Our hearts are with the people and regions of Italy that have suffered devastating flooding due to record rains this spring. Montalcino has been receiving much higher than normal rainfall which was welcome after two years of nearly record drought. We've never seen it this green and beautiful in Val d'Orcia. It made for some epic moments of light.
Lee and I went out painting and photographing every chance we had. If we saw clouds forming around noon we'd head out to do some "image" hunting and stay out until almost dark. I consider myself very fortunate if I can make even one truly memorable photograph in a year.
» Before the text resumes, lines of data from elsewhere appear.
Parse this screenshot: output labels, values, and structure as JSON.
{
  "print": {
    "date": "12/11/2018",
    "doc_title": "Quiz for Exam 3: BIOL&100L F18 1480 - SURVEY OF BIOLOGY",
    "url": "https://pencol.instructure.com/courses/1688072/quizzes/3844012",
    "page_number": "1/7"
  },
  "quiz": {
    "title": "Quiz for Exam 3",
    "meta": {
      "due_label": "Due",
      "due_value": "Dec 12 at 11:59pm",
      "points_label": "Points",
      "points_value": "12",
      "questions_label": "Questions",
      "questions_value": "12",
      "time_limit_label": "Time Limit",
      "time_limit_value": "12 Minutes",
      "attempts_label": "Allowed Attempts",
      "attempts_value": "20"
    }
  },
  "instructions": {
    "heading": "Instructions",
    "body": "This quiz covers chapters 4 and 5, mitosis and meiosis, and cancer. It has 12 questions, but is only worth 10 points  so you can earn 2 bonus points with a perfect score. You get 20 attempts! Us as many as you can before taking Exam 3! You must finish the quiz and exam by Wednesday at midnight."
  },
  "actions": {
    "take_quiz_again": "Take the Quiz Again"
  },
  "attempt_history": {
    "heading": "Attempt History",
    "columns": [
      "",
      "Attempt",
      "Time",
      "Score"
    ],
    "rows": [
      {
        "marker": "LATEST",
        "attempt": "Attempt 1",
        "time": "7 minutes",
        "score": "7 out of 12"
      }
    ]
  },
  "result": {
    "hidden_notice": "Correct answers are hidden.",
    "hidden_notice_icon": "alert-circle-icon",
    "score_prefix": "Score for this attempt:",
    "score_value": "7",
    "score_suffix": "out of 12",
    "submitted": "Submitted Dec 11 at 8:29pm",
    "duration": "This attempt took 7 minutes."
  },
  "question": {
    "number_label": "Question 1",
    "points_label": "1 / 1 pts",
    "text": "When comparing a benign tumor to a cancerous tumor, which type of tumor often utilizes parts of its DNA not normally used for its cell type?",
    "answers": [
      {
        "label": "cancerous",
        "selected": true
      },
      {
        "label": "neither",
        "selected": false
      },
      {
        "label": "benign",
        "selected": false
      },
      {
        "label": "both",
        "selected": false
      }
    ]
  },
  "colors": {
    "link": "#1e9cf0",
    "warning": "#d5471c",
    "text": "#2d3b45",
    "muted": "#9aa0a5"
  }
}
Even one from one of our trips to Italy is cause for celebration. Critics say that Ansel Adams made somewhere around 20 "truly great" images in his lifetime. I've been chasing that goal all my life.
We went to this spot on two consecutive evenings. I had photographed here many years ago and I remembered the exact place. It's in Castelmuzio a small hill town not far from Pienza. It has an incredible view over the Val d'Orcia which was made a protected UNESCO World Heritage Site in 2002. The views and weather of the Val d'Orcia are dominated by the 1,738 meter (5,702 ft) extinct volcano of Monte Amiata. Brunello wine exists thanks mostly to the weather that is created by this peak that dominates the skyline.
I made a nice image the evening before but thought I could do better, so we went again and waited. And waited. We were just about to leave when the light started coming under the clouds from the west. Most to the weather passed us to the west, but not all. Monte Amiata is enveloped in the clouds on the left skyline. And yes, the green wheat fields really were this green and the clouds really were this ominous blue-gray color. Santa'Anna in Camprena is on the left skyline. Ansel Adams use to say, "Fortune favors the prepared." This was one of those cases.
My measure of success when I make a photo is in how the photo makes you feel when you see it. This photo makes me feel the sense of awe and amazement I felt the moment I pressed the shutter. I hope it makes you feel the same way.